With the expansion of its 360L technology, SiriusXM can use the app to give users more personalized updates about everything available on the service. It can send push notifications about special live performances or interviews; tailor recommendations to a morning commute, when a subscriber might prefer to listen to news, or an evening drive, when they might want to unwind with music. It’s working on technology to allow car listeners to start a podcast or radio show from the beginning, not jump in halfway through. AI, of course, is threaded throughout these efforts.

“We’re making sure that people understand the breadth of content, rather than just finding a channel and sticking with it,” says Thorsen. “Because it’s not just about attracting users, it’s about keeping them.”

To prepare for economic uncertainty, SiriusXM is launching an ad-supported tier expected to be priced in the “high single digits” monthly—a big deal for a platform whose claim to fame was music with no ads. More than Spotify, Thorsen is looking to Netflix for a guide on how to introduce a lower-cost plan without cannibalizing the existing business, he says.

Where to next for Sirius? Your kitchen or living room, Witz says. Like the car, the home is a “lean back” experience, where people listen to audio while doing other things—cooking or cleaning. “It’s a natural extension of the car,” Witz says.
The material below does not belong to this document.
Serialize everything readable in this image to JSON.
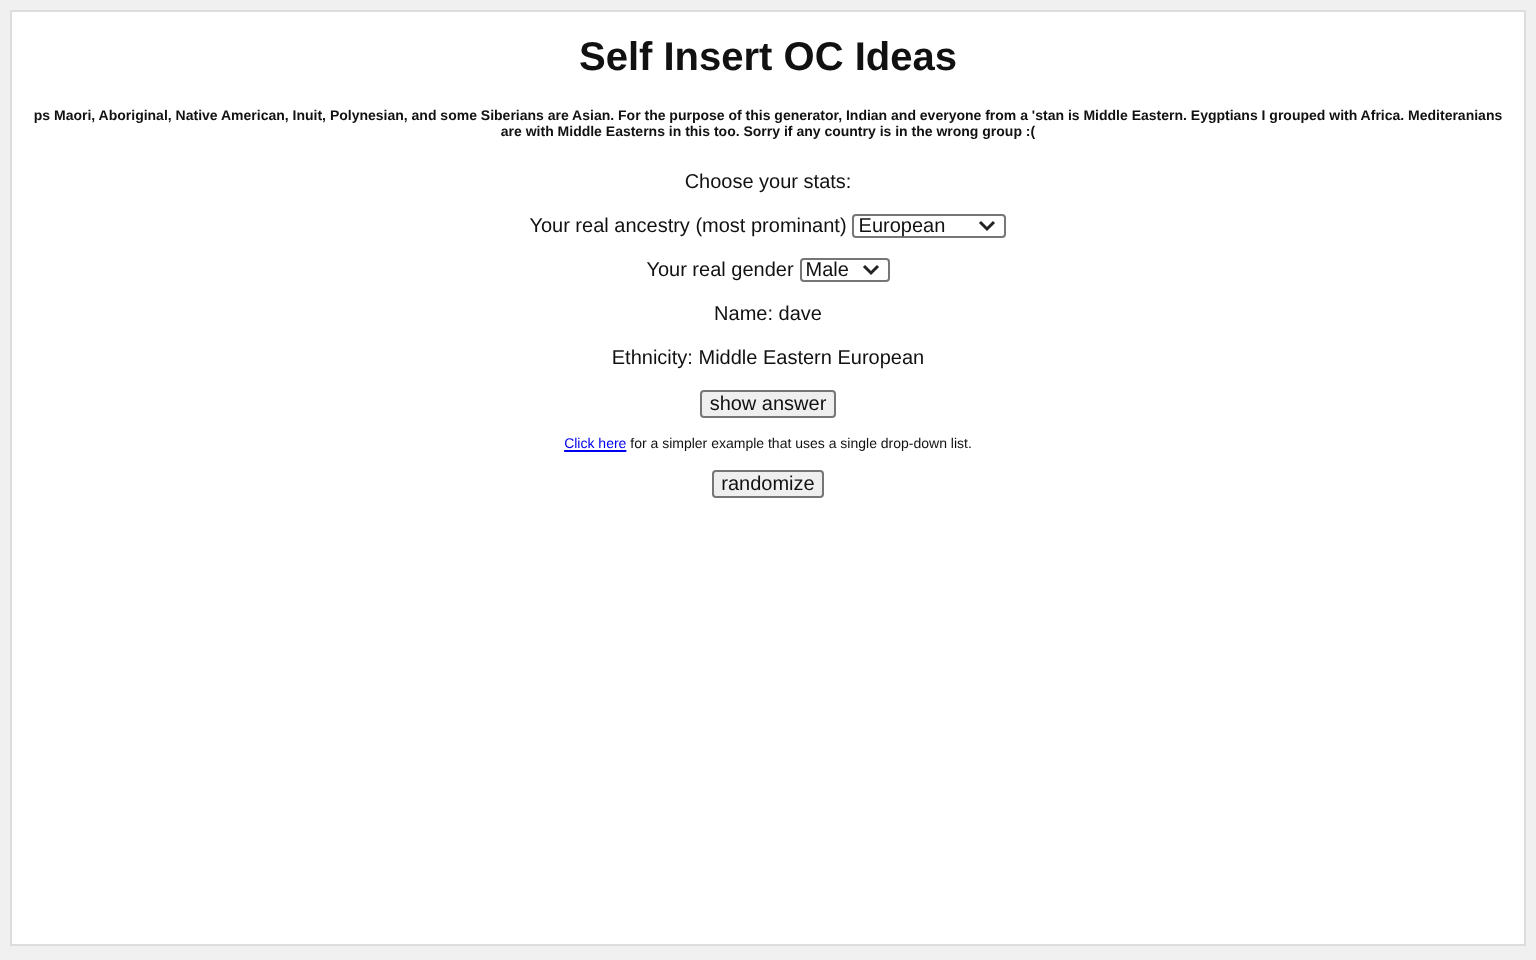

Like car behavior, living-room habits are fast-changing; TVs, not smartphones, are now the primary device for YouTube viewing, and “vodcasts”—video podcasts—are on the rise.

Tech comes and goes, formats and platforms change, but Witz believes that people will always have a special connection with audio—whether it’s music or talk.

“It’s just that intimacy,” she says. “It’s a really powerful medium when you’re alone—but it’s a shared experience as well.”

This article appears in the June/July 2025 issue of Fortune with the headline “Anybody listening?”